"If someone bumped into me, I started saying something," Salazar, a senior, said. "It always led to a fight."
It also always led to a suspension.
Salazar used to be just another minority kid getting kicked out of school.
"We saw a high number of black and Latino students get a disproportionate number of out of school suspensions," Marco Nunez with Padres Unidos said.
Padres Unidos has staged rallies and protests to push Denver Public Schools to change its discipline policy over the years away from "zero tolerance."
"When zero tolerance was used within schools, that was pushing students out and suspending them for minor offenses," Nunez said.
Students like Salazar would find themselves in deep academic holes with little motivation to get out.
"Getting suspended made me fall behind in class, so I would come and wouldn't know what's going on," Salazar said. "That would make me not want to come to class anymore."
In 2008, DPS adopted a new plan which included an aspect known as Restorative Justice. Ben Cairnes runs the Restorative Justice Program at North High School.
"Restorative Justice is actually not a program. It's a philosophy," Cairnes, North High School Restorative Justice coordinator, said.
The premise basically states that when students fight, instead of immediate suspensions, have them sit down and discuss the issues face-to-face. They go over a series of questions with Cairnes as the mediator. Then, they come up with contract that spells out a way towards working the differences out.
Restorative Justice is completely voluntary. If a student does not want to participate, then a suspension may be handed out under the guidelines of district discipline policy.
Cairnes says it is about teaching students to respect each other, see different perspectives, and soothe animosity before it blossoms into something bigger.
"It's hard. It's really hard. But there's no better time to work on controlling your anger than when you're actually angry," Cairnes said.
He says at North High School, it is stopping fights before they start. Cairnes says over the past several years the number of fights has gone down about 80 percent and even the few that have occurred this year have been minor.
"Ultimately, we've gone from being a school really known for lots of fighting to a school that has virtually no issue with it," Cairnes said.
Since Restorative Justice has been an option in DPS, statistics show the number of black and Hispanic students being suspended has gone down. In total, the district has had 6,000 fewer suspensions over the same timeframe in the preceding years.
And Nunez says that is happening only with the 17 schools that are practicing Restorative Justice regularly.
"We will continue to raise to the district the need for this to be implemented more uniformly," Nunez said.
Antwan Wilson is the executive director of post-secondary readiness for the Denver Public Schools. Wilson says he is not sure if Restorative Justice will ever be implemented uniformly around the district - by design.
"In terms of saying that all of them are going to do it the same way? No, because that's not what we want because the students are different," Wilson said. "Part of that policy involves changing in culture and you know, change in culture takes time."

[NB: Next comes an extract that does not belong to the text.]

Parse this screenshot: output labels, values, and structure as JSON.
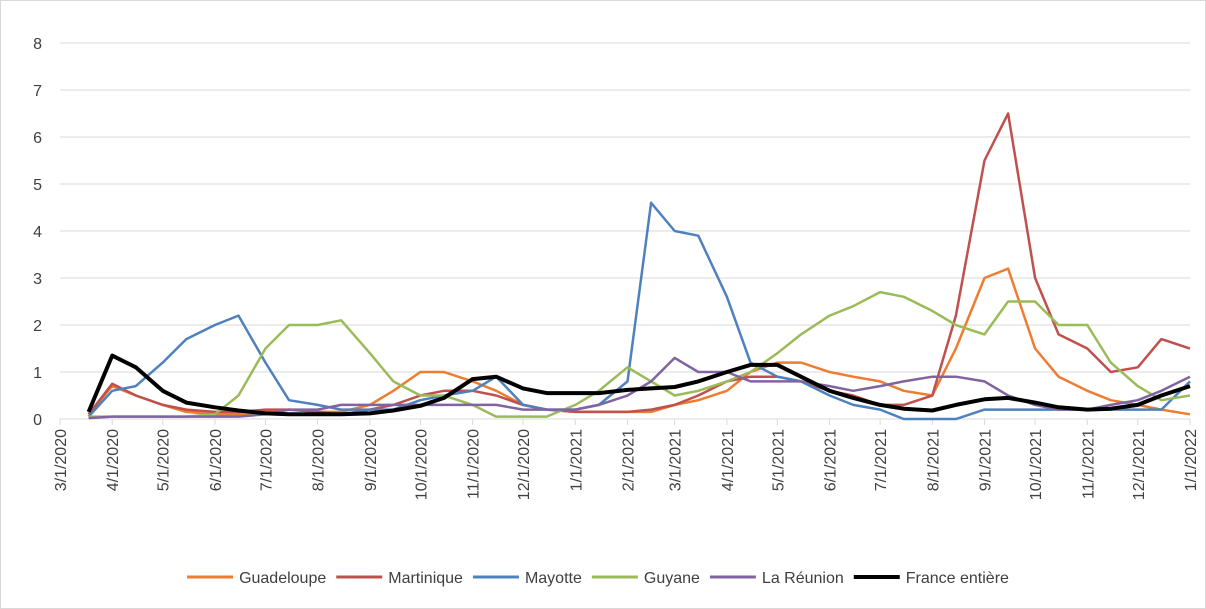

He says schools will implement the discipline ladder uniformly meaning punishments will be doled out equally for equal crimes when warranted. He says each school must develop its own form of Restorative Justice which makes sense for its student population.

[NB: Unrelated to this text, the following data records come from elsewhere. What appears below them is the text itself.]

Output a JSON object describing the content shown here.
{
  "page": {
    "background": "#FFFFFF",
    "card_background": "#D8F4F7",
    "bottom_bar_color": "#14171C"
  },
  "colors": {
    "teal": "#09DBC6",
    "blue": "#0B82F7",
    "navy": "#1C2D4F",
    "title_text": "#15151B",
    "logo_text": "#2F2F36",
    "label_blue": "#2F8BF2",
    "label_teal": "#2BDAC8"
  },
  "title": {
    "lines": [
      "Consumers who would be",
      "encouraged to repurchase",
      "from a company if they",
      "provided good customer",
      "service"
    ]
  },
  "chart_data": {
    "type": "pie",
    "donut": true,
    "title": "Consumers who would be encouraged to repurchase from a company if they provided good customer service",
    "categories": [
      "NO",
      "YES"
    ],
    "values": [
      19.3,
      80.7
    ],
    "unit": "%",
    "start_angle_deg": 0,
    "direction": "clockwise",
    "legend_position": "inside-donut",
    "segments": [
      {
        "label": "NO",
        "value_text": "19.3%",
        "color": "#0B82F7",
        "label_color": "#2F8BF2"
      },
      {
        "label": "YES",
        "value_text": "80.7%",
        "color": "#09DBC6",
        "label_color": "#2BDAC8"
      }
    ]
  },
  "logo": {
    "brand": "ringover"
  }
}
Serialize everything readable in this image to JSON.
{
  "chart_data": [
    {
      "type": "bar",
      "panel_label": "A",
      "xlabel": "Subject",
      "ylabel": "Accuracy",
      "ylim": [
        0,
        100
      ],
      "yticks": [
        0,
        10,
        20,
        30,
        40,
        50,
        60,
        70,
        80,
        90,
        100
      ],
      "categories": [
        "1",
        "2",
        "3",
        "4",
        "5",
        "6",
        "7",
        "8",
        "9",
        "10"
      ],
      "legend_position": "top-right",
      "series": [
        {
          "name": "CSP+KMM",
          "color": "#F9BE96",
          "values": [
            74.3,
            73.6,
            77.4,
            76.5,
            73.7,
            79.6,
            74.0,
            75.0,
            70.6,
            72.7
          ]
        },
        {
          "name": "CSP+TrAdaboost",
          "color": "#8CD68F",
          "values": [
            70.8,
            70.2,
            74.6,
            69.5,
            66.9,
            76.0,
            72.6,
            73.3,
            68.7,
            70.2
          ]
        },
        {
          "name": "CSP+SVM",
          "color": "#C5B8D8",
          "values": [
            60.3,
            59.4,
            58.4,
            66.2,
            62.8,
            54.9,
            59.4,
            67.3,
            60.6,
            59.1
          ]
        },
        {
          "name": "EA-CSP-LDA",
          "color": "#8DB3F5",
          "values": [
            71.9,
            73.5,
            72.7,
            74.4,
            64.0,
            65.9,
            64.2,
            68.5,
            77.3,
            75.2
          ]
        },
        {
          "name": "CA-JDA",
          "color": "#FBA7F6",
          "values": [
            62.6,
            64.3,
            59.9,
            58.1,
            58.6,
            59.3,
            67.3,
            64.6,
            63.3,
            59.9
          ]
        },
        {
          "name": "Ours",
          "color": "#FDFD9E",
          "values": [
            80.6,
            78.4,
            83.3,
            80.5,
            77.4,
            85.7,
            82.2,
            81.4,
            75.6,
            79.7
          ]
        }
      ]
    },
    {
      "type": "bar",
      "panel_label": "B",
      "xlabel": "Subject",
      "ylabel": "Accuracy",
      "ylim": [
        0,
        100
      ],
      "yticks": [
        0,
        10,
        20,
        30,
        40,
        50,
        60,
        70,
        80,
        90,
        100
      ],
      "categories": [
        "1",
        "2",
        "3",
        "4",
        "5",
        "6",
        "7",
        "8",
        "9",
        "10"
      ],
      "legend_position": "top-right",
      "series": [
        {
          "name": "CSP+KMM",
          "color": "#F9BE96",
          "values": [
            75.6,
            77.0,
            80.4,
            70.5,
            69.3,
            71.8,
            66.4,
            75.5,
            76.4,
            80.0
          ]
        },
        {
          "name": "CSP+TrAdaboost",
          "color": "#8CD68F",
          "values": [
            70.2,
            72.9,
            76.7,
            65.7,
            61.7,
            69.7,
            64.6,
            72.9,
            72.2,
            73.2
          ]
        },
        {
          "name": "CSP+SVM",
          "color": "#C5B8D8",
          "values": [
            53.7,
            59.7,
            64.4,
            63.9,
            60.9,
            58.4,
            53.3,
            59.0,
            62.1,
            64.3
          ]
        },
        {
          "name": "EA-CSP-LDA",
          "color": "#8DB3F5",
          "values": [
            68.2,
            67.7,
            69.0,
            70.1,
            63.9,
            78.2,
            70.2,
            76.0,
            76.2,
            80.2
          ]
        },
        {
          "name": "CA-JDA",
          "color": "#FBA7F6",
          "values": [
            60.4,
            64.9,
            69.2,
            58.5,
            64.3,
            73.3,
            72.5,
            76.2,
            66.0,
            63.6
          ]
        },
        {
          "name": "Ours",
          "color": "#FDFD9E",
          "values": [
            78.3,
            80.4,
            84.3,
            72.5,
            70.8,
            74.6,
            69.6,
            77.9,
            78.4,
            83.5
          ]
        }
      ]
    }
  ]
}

"It's really more agreeing on principles and key components of the program," Wilson said.
While it's not the complete solution, Wilson says Restorative Justice is addressing racial disparities in suspensions.
"It's a big part of it. It puts us in a position to solve the problem," Wilson said.
Wilson says it is keeping students like Salazar in school. He says it is teaching them communications skills and how to compromise. It's teaching them how to talk the talk instead of walk the walk.
Salazar now plans on attending college next year.
"I didn't think I was going to make it to my junior year and here I am in my senior year," Salazar said. "I could've been in a lot of trouble if [Restorative Justice] wasn't here."